Widths of crossings in Poisson Boolean percolation
Ioan Manolescu, Leonardo V. Santoro
TL;DR
The paper investigates the width of horizontal crossings in planar Poisson Boolean percolation, distinguishing occupied and vacant crossings across subcritical, critical, and supercritical regimes. By introducing two radius-enlargement couplings and leveraging Russo's formula, RSW theory, and near-critical scaling, it derives precise, regime-dependent bounds for the maximal crossing widths $\mathrm{w}_n$ (occupied) and $\mathrm{w}_n^*$ (vacant) conditioned on the existence of a crossing.
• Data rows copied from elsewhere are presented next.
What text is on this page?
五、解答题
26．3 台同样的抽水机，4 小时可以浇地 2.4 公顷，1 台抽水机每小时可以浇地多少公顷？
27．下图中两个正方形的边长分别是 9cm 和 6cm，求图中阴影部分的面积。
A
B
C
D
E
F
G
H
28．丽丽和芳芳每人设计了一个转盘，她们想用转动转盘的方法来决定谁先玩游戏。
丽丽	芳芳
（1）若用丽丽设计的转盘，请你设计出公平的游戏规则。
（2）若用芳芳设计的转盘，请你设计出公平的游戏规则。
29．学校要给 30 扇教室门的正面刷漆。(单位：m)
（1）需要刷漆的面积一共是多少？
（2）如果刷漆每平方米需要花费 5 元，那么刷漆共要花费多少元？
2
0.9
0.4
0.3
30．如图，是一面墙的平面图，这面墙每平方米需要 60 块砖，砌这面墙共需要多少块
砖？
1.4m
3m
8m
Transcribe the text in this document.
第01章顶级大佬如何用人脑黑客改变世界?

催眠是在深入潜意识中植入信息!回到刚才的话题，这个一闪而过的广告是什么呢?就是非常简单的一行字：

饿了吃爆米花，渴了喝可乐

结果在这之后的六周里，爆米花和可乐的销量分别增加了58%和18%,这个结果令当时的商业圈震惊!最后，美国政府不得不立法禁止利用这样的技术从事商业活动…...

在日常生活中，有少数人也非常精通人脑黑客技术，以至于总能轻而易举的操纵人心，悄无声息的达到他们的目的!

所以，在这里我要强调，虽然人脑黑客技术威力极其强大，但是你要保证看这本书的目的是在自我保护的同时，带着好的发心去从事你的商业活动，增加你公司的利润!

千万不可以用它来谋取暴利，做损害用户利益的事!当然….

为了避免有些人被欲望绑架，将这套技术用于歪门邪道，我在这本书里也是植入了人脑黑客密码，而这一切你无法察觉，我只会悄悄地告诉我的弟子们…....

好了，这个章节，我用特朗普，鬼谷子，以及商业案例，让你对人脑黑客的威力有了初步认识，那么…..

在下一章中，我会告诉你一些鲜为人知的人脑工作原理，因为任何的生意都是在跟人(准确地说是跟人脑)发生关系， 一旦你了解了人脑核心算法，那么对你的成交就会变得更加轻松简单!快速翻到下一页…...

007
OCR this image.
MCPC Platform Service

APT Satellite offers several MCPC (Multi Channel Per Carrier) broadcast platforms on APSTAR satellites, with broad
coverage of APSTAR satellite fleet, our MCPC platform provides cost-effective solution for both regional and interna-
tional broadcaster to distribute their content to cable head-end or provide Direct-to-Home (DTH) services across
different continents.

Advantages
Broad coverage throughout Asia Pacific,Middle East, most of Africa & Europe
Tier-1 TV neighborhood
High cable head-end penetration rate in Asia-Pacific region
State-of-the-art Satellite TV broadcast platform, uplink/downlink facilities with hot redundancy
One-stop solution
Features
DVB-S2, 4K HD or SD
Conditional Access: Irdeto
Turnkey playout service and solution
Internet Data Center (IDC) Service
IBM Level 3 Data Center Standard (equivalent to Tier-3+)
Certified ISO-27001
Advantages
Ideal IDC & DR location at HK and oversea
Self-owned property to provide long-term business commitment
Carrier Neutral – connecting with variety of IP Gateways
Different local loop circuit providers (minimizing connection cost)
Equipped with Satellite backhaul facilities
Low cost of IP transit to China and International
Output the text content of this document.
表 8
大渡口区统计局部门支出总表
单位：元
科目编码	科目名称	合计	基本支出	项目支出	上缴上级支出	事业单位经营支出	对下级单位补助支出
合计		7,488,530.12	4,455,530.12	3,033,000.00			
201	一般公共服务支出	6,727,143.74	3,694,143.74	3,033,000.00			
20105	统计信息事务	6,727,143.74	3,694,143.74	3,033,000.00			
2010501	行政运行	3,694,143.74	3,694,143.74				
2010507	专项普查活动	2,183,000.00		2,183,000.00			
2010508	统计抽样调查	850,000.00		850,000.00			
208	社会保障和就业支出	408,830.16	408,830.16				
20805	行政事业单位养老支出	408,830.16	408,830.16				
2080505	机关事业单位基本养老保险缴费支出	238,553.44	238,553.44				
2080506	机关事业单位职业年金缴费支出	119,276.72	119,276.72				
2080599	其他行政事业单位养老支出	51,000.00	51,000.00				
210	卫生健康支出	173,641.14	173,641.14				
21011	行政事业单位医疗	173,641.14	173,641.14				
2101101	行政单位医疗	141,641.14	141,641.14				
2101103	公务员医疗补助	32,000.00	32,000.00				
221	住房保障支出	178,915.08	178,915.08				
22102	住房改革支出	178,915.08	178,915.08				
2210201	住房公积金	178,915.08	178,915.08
Central to the results are the four-arm probabilities $\pi_4(n)$ and the critical window parameter $\alpha_n=1/(\pi_4(n)n^2)$, which govern how widths scale with $n$ and with the distance to criticality. The work provides both upper and lower bounds, yielding a detailed, quantitative picture of crossing geometry in continuum percolation and offering techniques potentially adaptable to more general random geometric models.
Abstract
We answer the following question: if the occupied (or vacant) set of a planar Poisson Boolean percolation model does contain a crossing of an $n\times n$ square, how wide is this crossing? The answer depends on the whether we consider the critical, sub- or super-critical regime, and is different for the occupied and vacant sets.